The real reason Emmett Till didn't get out of that truck and run was, not because he wasn't scared, [it was] because he was guarded by two men, Levi Collins and Henry Lee Loggins, but those two men were jailed in a separate county to keep them from testifying during the trial.
And so because they hadn't been tried, they still face legal jeopardy. They would not sign release forms and so they could not be included in the story [journalist] William Bradford Huie told.
For that reason, Huie had to invent another reason to keep Emmett Till on the truck, so he invented the myth of a "not scared" Emmett Till. That myth has been so influential that it showed up on the 1987 celebrated "Eyes On The Prize" [documentary] series.
It's so important to remember that that bravery was invented by a white journalist to protect two accomplices from the murder who refused to sign a release form and so could not be included in the story of what happened to Emmett Till.
You said that the Till murder continues to haunt us. How so?
The Till murder does continue to haunt us, and I've been thinking a lot about what makes the murder of Emmett Till so resonant in today's society. It's far more resonant now. It's talked about way more in the media now than it ever was in the 1970s, 80s or 90s. Part of it is Black Lives Matter, but I think part of it is also a shift in the racial fault lines in our country. In the 1950s and 60s, during the heart of the civil rights movement, the battle for equality was a legal battle for equality. That battle, in some ways, is over, legally speaking, but the racial fault lines in our country are now cultural fault lines.
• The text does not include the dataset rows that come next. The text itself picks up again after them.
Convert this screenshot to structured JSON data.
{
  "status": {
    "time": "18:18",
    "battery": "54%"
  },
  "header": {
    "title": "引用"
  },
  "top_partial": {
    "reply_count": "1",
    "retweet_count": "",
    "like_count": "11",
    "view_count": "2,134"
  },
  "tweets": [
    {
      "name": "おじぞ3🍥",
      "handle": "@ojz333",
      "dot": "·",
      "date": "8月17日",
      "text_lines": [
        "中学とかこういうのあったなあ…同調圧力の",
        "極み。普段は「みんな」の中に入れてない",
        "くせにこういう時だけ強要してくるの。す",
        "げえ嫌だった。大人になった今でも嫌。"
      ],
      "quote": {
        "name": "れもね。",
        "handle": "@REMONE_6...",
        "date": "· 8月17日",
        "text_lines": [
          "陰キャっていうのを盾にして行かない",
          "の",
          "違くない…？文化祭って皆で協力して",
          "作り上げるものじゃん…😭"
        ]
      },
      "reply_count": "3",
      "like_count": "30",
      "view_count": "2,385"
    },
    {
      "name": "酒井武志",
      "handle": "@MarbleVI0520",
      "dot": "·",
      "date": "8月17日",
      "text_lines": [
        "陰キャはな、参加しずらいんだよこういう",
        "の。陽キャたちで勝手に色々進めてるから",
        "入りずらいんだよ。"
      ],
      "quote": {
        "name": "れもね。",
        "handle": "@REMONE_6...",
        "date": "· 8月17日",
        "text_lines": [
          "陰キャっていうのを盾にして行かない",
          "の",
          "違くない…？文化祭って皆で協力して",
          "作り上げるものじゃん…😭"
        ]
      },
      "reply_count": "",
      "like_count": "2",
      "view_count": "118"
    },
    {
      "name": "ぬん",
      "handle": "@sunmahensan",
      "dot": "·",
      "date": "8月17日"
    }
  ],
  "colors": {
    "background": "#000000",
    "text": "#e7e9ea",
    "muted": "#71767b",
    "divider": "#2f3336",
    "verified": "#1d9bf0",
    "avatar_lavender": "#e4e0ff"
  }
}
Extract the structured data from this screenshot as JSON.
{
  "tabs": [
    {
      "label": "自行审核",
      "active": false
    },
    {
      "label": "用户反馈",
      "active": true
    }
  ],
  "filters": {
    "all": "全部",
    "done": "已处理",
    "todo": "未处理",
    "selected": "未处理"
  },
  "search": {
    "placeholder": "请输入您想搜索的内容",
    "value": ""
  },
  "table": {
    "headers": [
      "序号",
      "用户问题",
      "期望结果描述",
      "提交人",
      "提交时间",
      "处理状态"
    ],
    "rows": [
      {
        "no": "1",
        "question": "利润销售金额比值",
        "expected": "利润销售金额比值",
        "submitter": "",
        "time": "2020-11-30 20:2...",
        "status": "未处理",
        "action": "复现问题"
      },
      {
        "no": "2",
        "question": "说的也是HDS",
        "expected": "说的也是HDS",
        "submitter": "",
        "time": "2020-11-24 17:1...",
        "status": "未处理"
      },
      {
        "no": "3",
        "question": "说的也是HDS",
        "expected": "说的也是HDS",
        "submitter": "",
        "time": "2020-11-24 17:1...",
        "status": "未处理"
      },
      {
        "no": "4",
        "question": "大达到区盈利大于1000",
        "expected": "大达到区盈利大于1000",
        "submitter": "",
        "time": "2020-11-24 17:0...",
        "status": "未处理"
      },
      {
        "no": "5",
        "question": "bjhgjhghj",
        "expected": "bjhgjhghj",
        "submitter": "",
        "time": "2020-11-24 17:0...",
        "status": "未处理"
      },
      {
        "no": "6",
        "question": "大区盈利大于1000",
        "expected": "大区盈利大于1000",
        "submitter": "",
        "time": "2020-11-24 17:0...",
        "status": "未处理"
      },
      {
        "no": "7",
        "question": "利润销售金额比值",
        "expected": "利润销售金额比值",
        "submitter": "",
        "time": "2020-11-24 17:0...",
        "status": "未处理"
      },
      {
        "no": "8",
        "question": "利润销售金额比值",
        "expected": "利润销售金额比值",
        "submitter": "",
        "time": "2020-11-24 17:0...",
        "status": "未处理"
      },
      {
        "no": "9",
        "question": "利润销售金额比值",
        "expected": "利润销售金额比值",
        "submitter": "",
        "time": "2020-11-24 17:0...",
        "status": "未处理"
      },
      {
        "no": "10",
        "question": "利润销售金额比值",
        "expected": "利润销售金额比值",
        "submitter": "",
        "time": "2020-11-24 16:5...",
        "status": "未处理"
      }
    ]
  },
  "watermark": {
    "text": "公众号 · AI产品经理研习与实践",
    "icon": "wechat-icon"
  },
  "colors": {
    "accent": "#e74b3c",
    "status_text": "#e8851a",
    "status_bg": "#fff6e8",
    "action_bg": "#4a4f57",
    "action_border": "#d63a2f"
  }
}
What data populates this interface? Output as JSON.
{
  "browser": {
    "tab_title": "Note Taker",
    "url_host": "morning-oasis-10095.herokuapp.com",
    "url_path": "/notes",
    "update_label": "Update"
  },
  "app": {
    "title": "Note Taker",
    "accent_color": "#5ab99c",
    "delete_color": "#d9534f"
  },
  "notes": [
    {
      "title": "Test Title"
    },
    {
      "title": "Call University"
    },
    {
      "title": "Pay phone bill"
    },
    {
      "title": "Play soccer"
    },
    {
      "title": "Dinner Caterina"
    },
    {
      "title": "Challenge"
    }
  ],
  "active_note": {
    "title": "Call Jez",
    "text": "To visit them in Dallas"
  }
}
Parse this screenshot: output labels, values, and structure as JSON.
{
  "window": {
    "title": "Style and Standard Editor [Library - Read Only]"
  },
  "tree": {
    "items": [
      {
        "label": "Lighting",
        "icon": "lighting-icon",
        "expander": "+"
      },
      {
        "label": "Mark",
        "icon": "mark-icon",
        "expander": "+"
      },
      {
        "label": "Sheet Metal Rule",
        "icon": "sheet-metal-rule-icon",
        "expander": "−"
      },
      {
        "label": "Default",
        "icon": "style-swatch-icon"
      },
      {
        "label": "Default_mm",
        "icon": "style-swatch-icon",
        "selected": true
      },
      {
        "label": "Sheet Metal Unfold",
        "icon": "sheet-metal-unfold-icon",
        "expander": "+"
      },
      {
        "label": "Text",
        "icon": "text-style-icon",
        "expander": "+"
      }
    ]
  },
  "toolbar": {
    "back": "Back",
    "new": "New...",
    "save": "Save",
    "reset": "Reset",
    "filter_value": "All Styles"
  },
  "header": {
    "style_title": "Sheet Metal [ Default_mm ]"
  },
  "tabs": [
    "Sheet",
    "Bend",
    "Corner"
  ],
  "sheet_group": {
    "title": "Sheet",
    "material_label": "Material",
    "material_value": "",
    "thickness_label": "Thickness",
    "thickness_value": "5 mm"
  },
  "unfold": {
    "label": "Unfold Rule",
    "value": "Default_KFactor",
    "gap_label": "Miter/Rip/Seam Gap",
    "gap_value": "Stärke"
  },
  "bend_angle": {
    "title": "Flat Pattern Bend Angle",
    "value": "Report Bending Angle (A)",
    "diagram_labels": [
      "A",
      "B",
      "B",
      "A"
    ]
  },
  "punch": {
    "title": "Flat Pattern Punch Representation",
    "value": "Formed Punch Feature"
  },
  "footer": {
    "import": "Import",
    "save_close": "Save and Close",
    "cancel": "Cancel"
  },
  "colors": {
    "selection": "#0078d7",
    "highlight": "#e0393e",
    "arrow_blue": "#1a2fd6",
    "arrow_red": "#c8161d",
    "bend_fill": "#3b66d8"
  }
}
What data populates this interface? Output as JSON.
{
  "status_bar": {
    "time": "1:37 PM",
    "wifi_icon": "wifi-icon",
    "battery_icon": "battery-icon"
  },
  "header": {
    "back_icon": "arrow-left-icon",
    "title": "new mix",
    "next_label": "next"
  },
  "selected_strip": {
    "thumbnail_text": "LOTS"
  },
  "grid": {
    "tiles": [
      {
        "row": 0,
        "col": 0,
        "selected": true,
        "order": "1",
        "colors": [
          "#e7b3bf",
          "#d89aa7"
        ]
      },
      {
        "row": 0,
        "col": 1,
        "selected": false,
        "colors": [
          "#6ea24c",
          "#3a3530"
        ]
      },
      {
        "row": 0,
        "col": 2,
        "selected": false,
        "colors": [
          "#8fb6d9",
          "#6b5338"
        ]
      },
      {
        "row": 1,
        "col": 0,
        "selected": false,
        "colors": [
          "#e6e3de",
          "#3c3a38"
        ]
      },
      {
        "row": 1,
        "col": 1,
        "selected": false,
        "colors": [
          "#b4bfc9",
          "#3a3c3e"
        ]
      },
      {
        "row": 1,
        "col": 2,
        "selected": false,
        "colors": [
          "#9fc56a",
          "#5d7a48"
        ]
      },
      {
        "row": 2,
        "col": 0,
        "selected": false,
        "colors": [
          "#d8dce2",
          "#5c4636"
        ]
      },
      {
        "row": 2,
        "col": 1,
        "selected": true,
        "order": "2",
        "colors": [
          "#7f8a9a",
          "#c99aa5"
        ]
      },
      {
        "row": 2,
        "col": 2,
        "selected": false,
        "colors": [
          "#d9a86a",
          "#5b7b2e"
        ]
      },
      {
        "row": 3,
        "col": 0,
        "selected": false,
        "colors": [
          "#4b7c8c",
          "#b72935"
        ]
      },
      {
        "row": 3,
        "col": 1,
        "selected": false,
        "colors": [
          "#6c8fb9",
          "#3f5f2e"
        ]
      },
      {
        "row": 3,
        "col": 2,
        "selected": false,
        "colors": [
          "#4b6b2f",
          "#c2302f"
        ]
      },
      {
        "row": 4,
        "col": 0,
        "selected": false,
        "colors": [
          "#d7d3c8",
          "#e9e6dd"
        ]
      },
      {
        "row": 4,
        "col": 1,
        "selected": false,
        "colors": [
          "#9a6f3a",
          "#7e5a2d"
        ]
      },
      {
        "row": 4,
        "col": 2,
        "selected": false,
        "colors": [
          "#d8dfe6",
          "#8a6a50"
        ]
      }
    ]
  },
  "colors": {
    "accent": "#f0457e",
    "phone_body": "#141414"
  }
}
Just earlier this week a group of students on the University of North Carolina's campus brought down a Confederate statue. That's a parallel movement to the vandalism of what's going on with the Emmett Till signs right now in the Mississippi Delta.
Both are examples of how our culture right now is focused on questions of memory on the cultural negotiation of race.
How has the Emmett Till Memory Project changed you?
The Emmett Till Memory Project has consumed my life for the last five years. I did not learn about civil rights and become an activist and then learn about Emmett Till — Emmett Till is my entry point into this.
My first baptism and learning about civil rights was being in Tallahatchie County, seeing how the memory commission used the historical stories of Till's murder to help pursue racial reconciliation in the present. What's changed me above all is I'm not any longer just a historian or an academic interested in figuring out what happened in 1955. My real passion, and this is the vision of the Emmett Till Memorial Commission and the Emmett Till Memory Project, my real passion is to use the facts of 1955 to transform our present.
Tell will be in Park City on Saturday to discuss his work on the Emmett Till Memory Project as part of the 2018 Park City Alive! Programs. The presentation is at the Park City Library on Saturday, Aug. 25, at 7 p.m. Tell is also the author of the book Remembering Emmett Till, which will be released next spring.